The three offshore MPAs are just the start. Another eight sites have been identified, taking the total number of MPAs in Congo’s EEZ to 11. The Republic of the Congo, also known as Congo-Brazzaville or just Congo (not to be mistaken with the Democratic Republic of the Congo, or DRC) is on the west coast of Central Africa, bordering Gabon, DRC, Cameroon and the Central African Republic. A large, sparsely populated country (342,000km2), about the same size as Germany or Japan, Congo only has a small, 169-kilometre strip of coast, looking out onto the South Atlantic ocean, which comes under heavy pressure from commercial interests.
“There is human activity everywhere in Congo’s EEZ (a band of 200 nautical miles extending from a country’s shore, which each country owns the rights to),” says Malonga, WCS Country Director in Congo, who has helped drive the MPA process. “We have oil companies exploring to find oil. We have big fishing companies fishing in the area. We have transportation and large cargo boats using these waters. Everybody is using this small area. We had to work hard to find the areas with high biodiversity to say ‘This is a good area to make a protected area’.” “We now have more than 12% of Congo’s EEZ protected with MPAs,” he adds. “It’s a big decision. With the other eight sites we identified, which is now down to the government, that would protect almost 17% of the EEZ. If you combine it with the protected forest and savanna areas on land, Congo will meet its goal to protect more than 30% of the country.”

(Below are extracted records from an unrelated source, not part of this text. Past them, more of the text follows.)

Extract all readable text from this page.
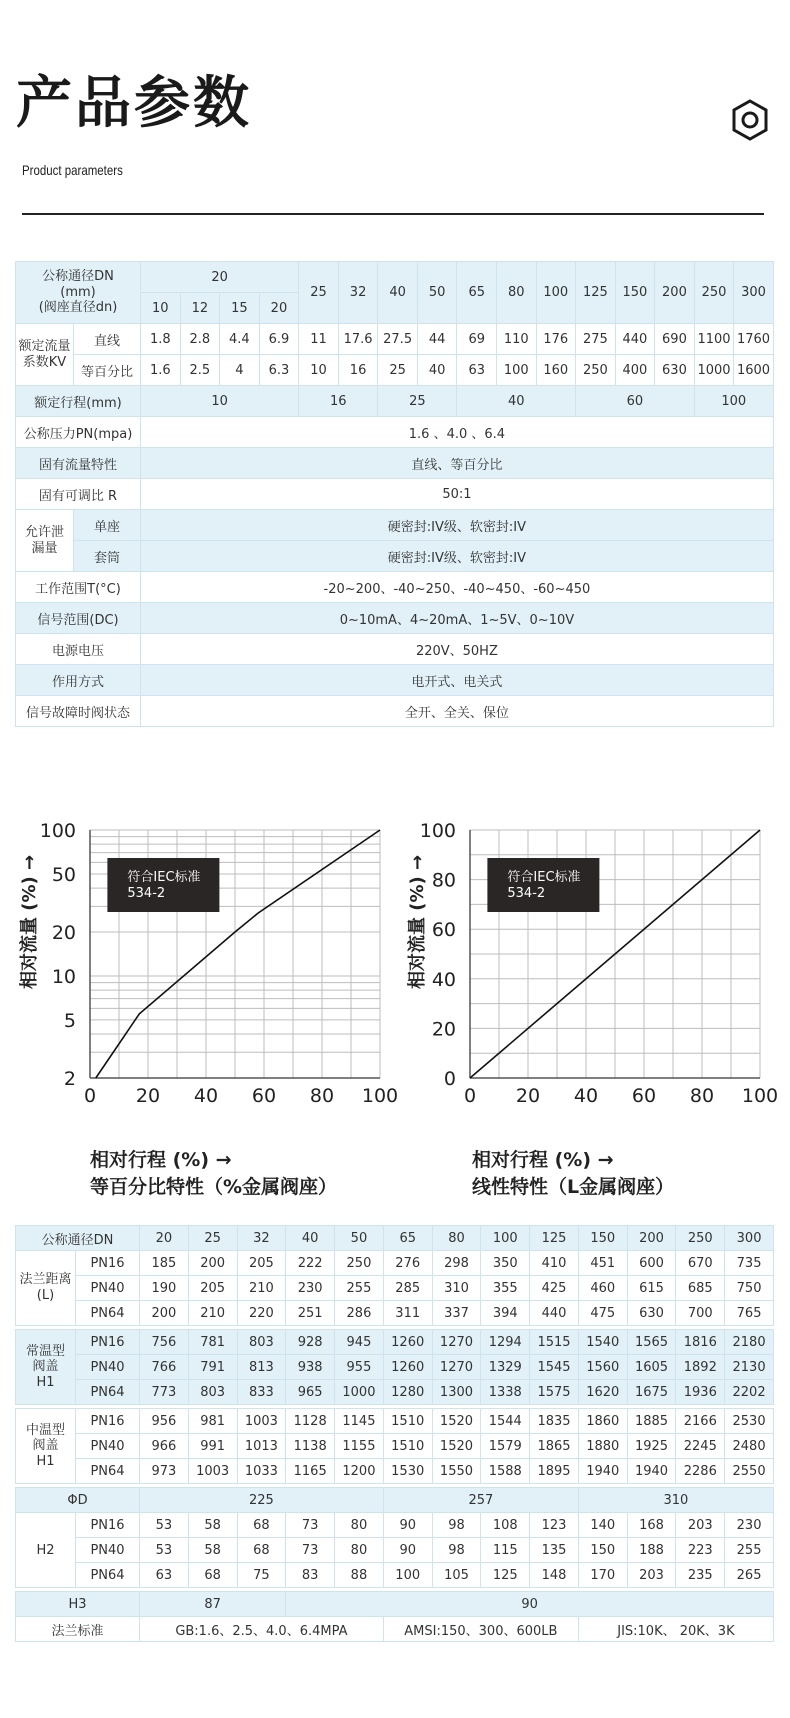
产品参数
Product parameters
公称通径DN
(mm)
(阀座直径dn)		20				25	32	40	50	65	80	100	125	150	200	250	300
		10	12	15	20												
额定流量系数KV	直线	1.8	2.8	4.4	6.9	11	17.6	27.5	44	69	110	176	275	440	690	1100	1760
	等百分比	1.6	2.5	4	6.3	10	16	25	40	63	100	160	250	400	630	1000	1600
额定行程(mm)		10				16		25		40			60			100	
公称压力PN(mpa)		1.6 、4.0 、6.4															
固有流量特性		直线、等百分比															
固有可调比 R		50:1															
允许泄漏量	单座	硬密封:IV级、软密封:IV															
	套筒	硬密封:IV级、软密封:IV															
工作范围T(°C)		-20~200、-40~250、-40~450、-60~450															
信号范围(DC)		0~10mA、4~20mA、1~5V、0~10V															
电源电压		220V、50HZ															
作用方式		电开式、电关式															
信号故障时阀状态		全开、全关、保位															
相对流量 (%) →
0 20 40 60 80 100
2
5
10
20
50
100
符合IEC标准
534-2
相对行程 (%) →
等百分比特性（%金属阀座）
相对流量 (%) →
0 20 40 60 80 100
0
20
40
60
80
100
符合IEC标准
534-2
相对行程 (%) →
线性特性（L金属阀座）
公称通径DN		20	25	32	40	50	65	80	100	125	150	200	250	300
法兰距离
(L)	PN16	185	200	205	222	250	276	298	350	410	451	600	670	735
	PN40	190	205	210	230	255	285	310	355	425	460	615	685	750
	PN64	200	210	220	251	286	311	337	394	440	475	630	700	765

常温型
阀盖
H1	PN16	756	781	803	928	945	1260	1270	1294	1515	1540	1565	1816	2180
	PN40	766	791	813	938	955	1260	1270	1329	1545	1560	1605	1892	2130
	PN64	773	803	833	965	1000	1280	1300	1338	1575	1620	1675	1936	2202

中温型
阀盖
H1	PN16	956	981	1003	1128	1145	1510	1520	1544	1835	1860	1885	2166	2530
	PN40	966	991	1013	1138	1155	1510	1520	1579	1865	1880	1925	2245	2480
	PN64	973	1003	1033	1165	1200	1530	1550	1588	1895	1940	1940	2286	2550

ΦD		225					257				310			
H2	PN16	53	58	68	73	80	90	98	108	123	140	168	203	230
	PN40	53	58	68	73	80	90	98	115	135	150	188	223	255
	PN64	63	68	75	83	88	100	105	125	148	170	203	235	265

H3		87			90									
法兰标准		GB:1.6、2.5、4.0、6.4MPA					AMSI:150、300、600LB				JIS:10K、 20K、3K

Congo’s MPA process has taken five years so far. The first meetings were held in 2017 with the Ministry of Forest Economy, which is in charge of Congo’s protected areas. It approved the creation of a national Marine Spatial Plan (MSP) in 2019. It’s a positive step by the Congolese government, particularly given the need to utilise the ocean to support its population. According to the World Bank, more than half (53.9%) of Congo’s population of 5.7 million people live in extreme poverty. Oil accounts for more than half of the country’s GDP. Industrial fishing is another big earner. “It was difficult to convince the government because they rely on activities such as fishing and oil to have some money for the country,” explains Malonga. “It was hard to explain, because they don’t have any experience of MPAs, but in the end the government understood that it’s very important to protect some of these areas.”